The second point centers on time and speed. When using a springing durable power of attorney, legal power is not transferred until triggered by some incapacitating event. This event can be either a physical or mental incapacity. In either case, the incapacity must be verified by a licensed medical professional. There may be a considerable time lapse between when the legal power is needed and when that power is ultimately conferred.

Our estate attorney indicated that our durable power of attorney and healthcare power of attorney would be combined into one comprehensive document.

Advance Medical Directive: 

An advance medical directive allows you to specify your desired medical treatments and care when you can’t speak for yourself, ensuring your wishes are respected and preventing confusion for your loved ones and healthcare providers. You should consider an advance directive at any age, not just for the elderly, as accidents and illnesses can happen unexpectedly. Key steps include reflecting on your values, choosing a healthcare agent, discussing your wishes with your doctor and agent, and completing your state’s specific forms. 
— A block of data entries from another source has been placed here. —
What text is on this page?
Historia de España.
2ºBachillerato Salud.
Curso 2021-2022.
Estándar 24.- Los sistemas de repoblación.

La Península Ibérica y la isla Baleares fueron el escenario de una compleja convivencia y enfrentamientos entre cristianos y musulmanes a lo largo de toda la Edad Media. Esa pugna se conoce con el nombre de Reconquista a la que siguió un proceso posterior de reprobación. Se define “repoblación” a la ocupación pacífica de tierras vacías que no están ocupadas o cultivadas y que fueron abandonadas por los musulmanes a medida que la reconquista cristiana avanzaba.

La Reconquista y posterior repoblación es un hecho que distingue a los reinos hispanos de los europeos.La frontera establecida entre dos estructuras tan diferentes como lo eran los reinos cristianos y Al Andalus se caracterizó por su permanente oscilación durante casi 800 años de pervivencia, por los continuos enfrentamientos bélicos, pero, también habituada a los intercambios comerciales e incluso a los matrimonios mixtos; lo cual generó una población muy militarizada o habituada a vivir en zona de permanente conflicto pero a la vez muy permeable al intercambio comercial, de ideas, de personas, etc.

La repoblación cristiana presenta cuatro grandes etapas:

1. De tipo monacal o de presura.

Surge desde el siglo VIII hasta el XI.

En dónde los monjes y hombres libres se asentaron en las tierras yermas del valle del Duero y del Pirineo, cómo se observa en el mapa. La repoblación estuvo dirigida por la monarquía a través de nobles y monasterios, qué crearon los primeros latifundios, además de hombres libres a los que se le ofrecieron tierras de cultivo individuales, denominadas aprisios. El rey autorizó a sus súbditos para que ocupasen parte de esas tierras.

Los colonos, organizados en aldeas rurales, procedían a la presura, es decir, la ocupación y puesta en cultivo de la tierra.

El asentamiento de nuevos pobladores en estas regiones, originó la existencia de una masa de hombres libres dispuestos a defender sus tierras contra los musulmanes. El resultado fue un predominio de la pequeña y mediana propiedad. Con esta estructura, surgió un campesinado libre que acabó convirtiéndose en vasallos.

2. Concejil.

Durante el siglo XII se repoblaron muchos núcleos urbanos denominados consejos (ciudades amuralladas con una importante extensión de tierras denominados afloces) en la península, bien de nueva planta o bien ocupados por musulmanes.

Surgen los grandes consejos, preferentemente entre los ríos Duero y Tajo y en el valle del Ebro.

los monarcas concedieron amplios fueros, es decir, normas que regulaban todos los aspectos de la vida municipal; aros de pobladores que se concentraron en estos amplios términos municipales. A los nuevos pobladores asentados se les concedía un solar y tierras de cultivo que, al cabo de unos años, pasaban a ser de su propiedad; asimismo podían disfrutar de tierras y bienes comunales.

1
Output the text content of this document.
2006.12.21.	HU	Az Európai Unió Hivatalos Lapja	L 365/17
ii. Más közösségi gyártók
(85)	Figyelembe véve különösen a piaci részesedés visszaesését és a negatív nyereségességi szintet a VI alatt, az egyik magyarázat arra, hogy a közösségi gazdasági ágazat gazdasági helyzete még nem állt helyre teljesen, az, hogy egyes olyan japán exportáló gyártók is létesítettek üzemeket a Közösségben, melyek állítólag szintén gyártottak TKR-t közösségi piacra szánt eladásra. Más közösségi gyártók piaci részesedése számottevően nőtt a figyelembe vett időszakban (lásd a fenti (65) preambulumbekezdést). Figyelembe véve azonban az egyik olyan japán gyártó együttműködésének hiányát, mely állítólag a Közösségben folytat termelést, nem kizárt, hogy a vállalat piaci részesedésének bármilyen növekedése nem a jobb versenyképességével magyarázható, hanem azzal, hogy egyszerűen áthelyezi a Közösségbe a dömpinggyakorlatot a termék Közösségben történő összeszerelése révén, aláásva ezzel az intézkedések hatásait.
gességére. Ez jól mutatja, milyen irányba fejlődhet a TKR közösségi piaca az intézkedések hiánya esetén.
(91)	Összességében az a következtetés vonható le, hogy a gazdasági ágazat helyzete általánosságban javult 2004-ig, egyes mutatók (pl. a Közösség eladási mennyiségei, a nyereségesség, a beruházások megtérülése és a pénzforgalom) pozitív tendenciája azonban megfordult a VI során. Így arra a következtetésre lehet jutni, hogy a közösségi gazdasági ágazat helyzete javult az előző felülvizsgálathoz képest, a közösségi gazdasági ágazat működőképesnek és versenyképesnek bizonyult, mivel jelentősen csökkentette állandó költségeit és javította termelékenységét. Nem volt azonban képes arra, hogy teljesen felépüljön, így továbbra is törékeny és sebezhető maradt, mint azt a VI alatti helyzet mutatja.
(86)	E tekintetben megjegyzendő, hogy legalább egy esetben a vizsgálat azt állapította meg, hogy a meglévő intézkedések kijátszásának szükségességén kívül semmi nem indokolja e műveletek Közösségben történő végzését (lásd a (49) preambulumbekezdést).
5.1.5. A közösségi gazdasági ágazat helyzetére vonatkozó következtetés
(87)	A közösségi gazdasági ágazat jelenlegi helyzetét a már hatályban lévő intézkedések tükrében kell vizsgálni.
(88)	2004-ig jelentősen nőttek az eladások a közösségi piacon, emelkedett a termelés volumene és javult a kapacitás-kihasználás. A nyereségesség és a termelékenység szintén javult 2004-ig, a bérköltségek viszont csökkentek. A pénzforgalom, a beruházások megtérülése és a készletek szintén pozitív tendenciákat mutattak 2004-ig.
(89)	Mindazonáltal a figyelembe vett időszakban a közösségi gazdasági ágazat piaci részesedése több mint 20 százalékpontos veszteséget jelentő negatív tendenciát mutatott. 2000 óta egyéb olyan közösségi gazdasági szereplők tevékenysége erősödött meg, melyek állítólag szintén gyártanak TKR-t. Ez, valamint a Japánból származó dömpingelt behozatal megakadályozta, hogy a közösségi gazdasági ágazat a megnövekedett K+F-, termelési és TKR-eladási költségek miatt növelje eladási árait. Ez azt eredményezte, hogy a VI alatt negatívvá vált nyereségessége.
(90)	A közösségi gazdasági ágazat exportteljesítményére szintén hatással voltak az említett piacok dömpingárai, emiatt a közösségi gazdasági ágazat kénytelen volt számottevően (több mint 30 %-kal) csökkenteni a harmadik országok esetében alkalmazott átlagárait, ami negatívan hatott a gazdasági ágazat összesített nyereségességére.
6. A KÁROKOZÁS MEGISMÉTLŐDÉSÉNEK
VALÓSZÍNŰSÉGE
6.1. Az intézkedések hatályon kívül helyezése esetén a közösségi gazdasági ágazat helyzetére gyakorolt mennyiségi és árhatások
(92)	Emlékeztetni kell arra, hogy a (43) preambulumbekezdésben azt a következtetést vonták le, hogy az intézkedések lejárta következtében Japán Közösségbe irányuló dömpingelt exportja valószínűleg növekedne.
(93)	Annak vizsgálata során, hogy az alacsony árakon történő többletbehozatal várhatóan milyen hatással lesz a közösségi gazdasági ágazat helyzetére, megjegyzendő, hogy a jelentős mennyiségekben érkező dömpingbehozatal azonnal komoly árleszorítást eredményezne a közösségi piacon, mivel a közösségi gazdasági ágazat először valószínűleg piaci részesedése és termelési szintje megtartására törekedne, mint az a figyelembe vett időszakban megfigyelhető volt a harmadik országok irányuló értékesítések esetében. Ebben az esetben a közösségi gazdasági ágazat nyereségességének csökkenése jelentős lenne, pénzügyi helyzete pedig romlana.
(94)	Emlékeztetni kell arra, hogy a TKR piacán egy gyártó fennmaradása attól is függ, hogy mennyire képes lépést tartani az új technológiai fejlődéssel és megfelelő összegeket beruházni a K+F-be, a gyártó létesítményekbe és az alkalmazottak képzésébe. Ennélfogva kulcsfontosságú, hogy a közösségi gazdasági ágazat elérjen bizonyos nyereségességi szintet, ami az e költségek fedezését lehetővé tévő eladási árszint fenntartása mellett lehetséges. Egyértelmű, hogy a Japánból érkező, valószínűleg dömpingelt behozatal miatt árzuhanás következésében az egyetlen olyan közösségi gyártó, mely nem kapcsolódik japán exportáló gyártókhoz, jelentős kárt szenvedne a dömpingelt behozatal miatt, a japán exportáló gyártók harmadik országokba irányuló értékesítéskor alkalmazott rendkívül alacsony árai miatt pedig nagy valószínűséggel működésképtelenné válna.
What to Consider When Preparing One

  • Values and wishes: Think about what “quality of life” means to you and what concerns you most about medical care. 
  • Health care agent: Choose a trusted person to make healthcare decisions on your behalf if you are unable to do so.
  • Types of treatments: Consider your stance on specific interventions like resuscitation, life support, or the use of artificial nutrition. 
  • Where to receive care: You may wish to specify where you’d prefer to spend your final days. 

HIPAA Document:

From the NIH: The US Health Insurance Portability and Accountability Act (HIPAA), enacted in 1996, was established to safeguard patient privacy and secure health information. HIPAA sets strict standards for managing, transmitting, and storing protected health information. HIPAA applies to healthcare providers, insurers, and other organizations handling patient data, mandating safeguards to prevent unauthorized access or misuse of sensitive information. HIPAA regulations uphold patients’ rights to confidentiality and empower them to control the disclosure of their health information, fostering trust in healthcare systems. 

As with most government rules and regulations, there are pages of information on HIPAA that will not be covered here. 

There are state-specific HIPAA releases that can be downloaded from the Internet. An attorney recommended that HIPAA release forms be signed and saved with important documents. The first HIPAA release would allow one person, usually a spouse, to receive HIPAA information. The second release would be broader, allowing spouses, children, close friends, or agents to receive protected information.

Final Thoughts 

Life is good! 

But, everyone should prepare for those times in life that are not so good. Your death, or the death of a spouse is a qualifying event.

Now I am playing the waiting game. The estate attorney is in the process of updating and formulating new estate documents, and will contact us when that process is completed. 

The next step will be for my wife and me to read, approve, and sign the updated estate documents. Estate documents are normally notarized and a copy is retained at the attorney’s office.

This is a life event where a do-it-yourself approach may not be best.

Having a good estate attorney draw up the appropriate documents provides the best chance of an uneventful succession.

My wife and I prepared Estate documents 11 years ago, and these estate documents needed updating. Our children are older and adults, and our core needs have changed.

Our estate attorney recommends that estate documents be updated every 4 to 5 years and that is probably the schedule we will maintain going forward.

I have procrastinated about updating Estate documents. I wonder why I was so hesitant to update these vital documents now that I am updating them.

I guess this is one of the many mysteries of life. I have to assume that updating Estate documents is an unhappy reminder of mortality.